Günümüz İran’ında Hava Kuvvetlerinin envanterinde 63 adet F-4, 41 adet F-14, 35 adet F-5E, 13 adet F-5B, 24 adet MiG-29, 23 adet Su-24, 17 adet Chengdu F-7, 17 adet Mirage F-1, 2 adet YAK-130 uçağı bulunuyor. Ayrıca Rusya’ya verilen 24 adetlik Su-35 siparişinin de bir iki yıl içinde tamamlanması bekleniyor. Bu arada İran Hava-Uzay Sanayisi HESA tarafından tersine mühendislikle bazı savaş uçağı geliştirme projeleri hayata geçirilmeye çalışılıyor. Örneğin F-5 türevi HESA Suegch bunlardan biri olup, ancak 6 adet üretilebilmiştir. Yine 3 adet benzeri özelliklere sahip Kevser uçağı üretilmiştir. 6 adet İran yapımı özgün savaş uçağı Azarakhsh üretilmiş olsa da bu uçağı havada gören olmamıştır. Günümüz şartlarında Ukrayna’da destek verdiği Rusya’dan ve belki ileride Çin’den başka hiçbir ülkeden savaş uçağı satın alması söz konusu olmayan İran’da, Hava Kuvvetleri modern bir hava kuvveti görünümünden uzaktır. Savaş uçağı sayısı ve eldeki uçakların faaliyet oranlarının sağlanması yönüyle büyük sıkıntılar yaşamakta olan İran, çareyi karadan karaya balistik ve seyir füzelerini geliştirmekte, basit yapıdaki insansız hava araçlarını yapmaya yönelmekte bulmuştur.
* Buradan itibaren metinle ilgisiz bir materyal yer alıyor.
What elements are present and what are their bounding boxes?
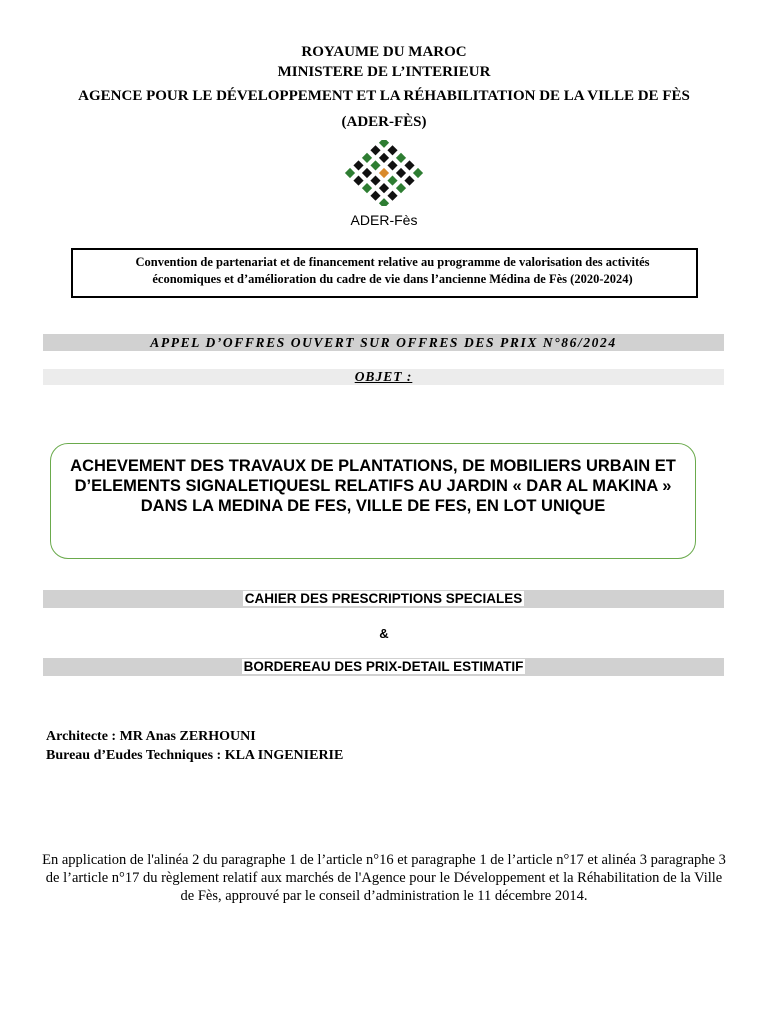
logo-diamond [370, 175, 380, 185]
logo-diamond [353, 175, 363, 185]
logo-diamond [396, 183, 406, 193]
logo-diamond [362, 183, 372, 193]
header-acronym: (ADER-FÈS) [341, 114, 427, 130]
logo-diamond [379, 183, 389, 193]
logo-diamond [370, 145, 380, 155]
header-ministry: MINISTERE DE L’INTERIEUR [277, 64, 491, 80]
legal-notice: En application de l'alinéa 2 du paragraphe 1 de l’article n°16 et paragraphe 1 de l’article n°17 et alinéa 3 paragraphe 3 de l’article n°17 du règlement relatif aux marchés de l'Agence pour le Développement et la Réhabilitation de la Ville de Fès, approuvé par le conseil d’administration le 11 décembre 2014. [42, 852, 726, 904]
logo-caption: ADER-Fès [350, 212, 418, 228]
logo-diamond [362, 153, 372, 163]
header-agency: AGENCE POUR LE DÉVELOPPEMENT ET LA RÉHABILITATION DE LA VILLE DE FÈS [78, 88, 690, 104]
logo-diamond [413, 168, 423, 178]
convention-text: Convention de partenariat et de financement relative au programme de valorisation des activités économiques et d’amélioration du cadre de vie dans l’ancienne Médina de Fès (2020-2024) [135, 255, 650, 286]
logo-diamond [353, 160, 363, 170]
logo-diamond [387, 191, 397, 201]
header-kingdom: ROYAUME DU MAROC [301, 44, 467, 60]
logo-diamond [387, 175, 397, 185]
logo-diamond [387, 160, 397, 170]
logo-diamond [404, 160, 414, 170]
logo-diamond [370, 160, 380, 170]
subject-box [50, 443, 696, 559]
logo-diamond [396, 168, 406, 178]
bordereau-title: BORDEREAU DES PRIX-DETAIL ESTIMATIF [243, 659, 524, 674]
bet-name: KLA INGENIERIE [224, 748, 344, 763]
architect-label: Architecte : [46, 729, 117, 744]
objet-bar [43, 369, 724, 385]
architect-line [46, 728, 256, 746]
logo-diamond [387, 145, 397, 155]
subject-text: ACHEVEMENT DES TRAVAUX DE PLANTATIONS, DE MOBILIERS URBAIN ET D’ELEMENTS SIGNALETIQUESL RELATIFS AU JARDIN « DAR AL MAKINA » DANS LA MEDINA DE FES, VILLE DE FES, EN LOT UNIQUE [70, 457, 676, 515]
appel-offres-bar [43, 334, 724, 351]
logo-diamond [370, 191, 380, 201]
logo-diamond [362, 168, 372, 178]
convention-box [71, 248, 698, 298]
objet-label: OBJET : [354, 369, 413, 384]
logo-diamond [404, 175, 414, 185]
cahier-title: CAHIER DES PRESCRIPTIONS SPECIALES [244, 591, 523, 606]
ader-fes-logo [340, 140, 428, 206]
appel-offres-title: APPEL D’OFFRES OUVERT SUR OFFRES DES PRIX N°86/2024 [150, 335, 617, 350]
logo-diamond [345, 168, 355, 178]
logo-diamond [396, 153, 406, 163]
logo-diamond [379, 140, 389, 148]
ampersand: & [379, 626, 389, 641]
architect-name: MR Anas ZERHOUNI [116, 729, 256, 744]
logo-diamond [379, 153, 389, 163]
logo-diamond [379, 168, 389, 178]
bordereau-bar [43, 658, 724, 676]
bet-line [46, 747, 343, 765]
cahier-bar [43, 590, 724, 608]
logo-diamond [379, 198, 389, 206]
bet-label: Bureau d’Eudes Techniques : [46, 748, 225, 763]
Bu sayede 13/14 Nisan gecesi İsrail topraklarına yapılan saldırıda yaklaşık 170 adet kamikaze dron, 30 adet seyir füzesi ve 120 adet balistik füze kullanılmıştır. Bu alanda yetkin bir seviyeye ulaştığı gözlemlenen İran’ın yine de Hava Kuvvetleri açısından baktığımızda, büyük bir savaşı kaldırabilecek bir envantere, hava gücü yapısına sahip olmadığına inanıyorum. Bunun bilincinde olan İsrail’in İran’a saldırmakla (nükleer silah kapasitesine sahip olmasını engellemek dışında) uğraşmak yerine, İran destekli olduğu iddia edilen Hizbullah, Hamas gibi silahlı gruplarla doğrudan savaşmaya devam edeceğini, savaşı İran topraklarına taşımayacağını değerlendiriyorum.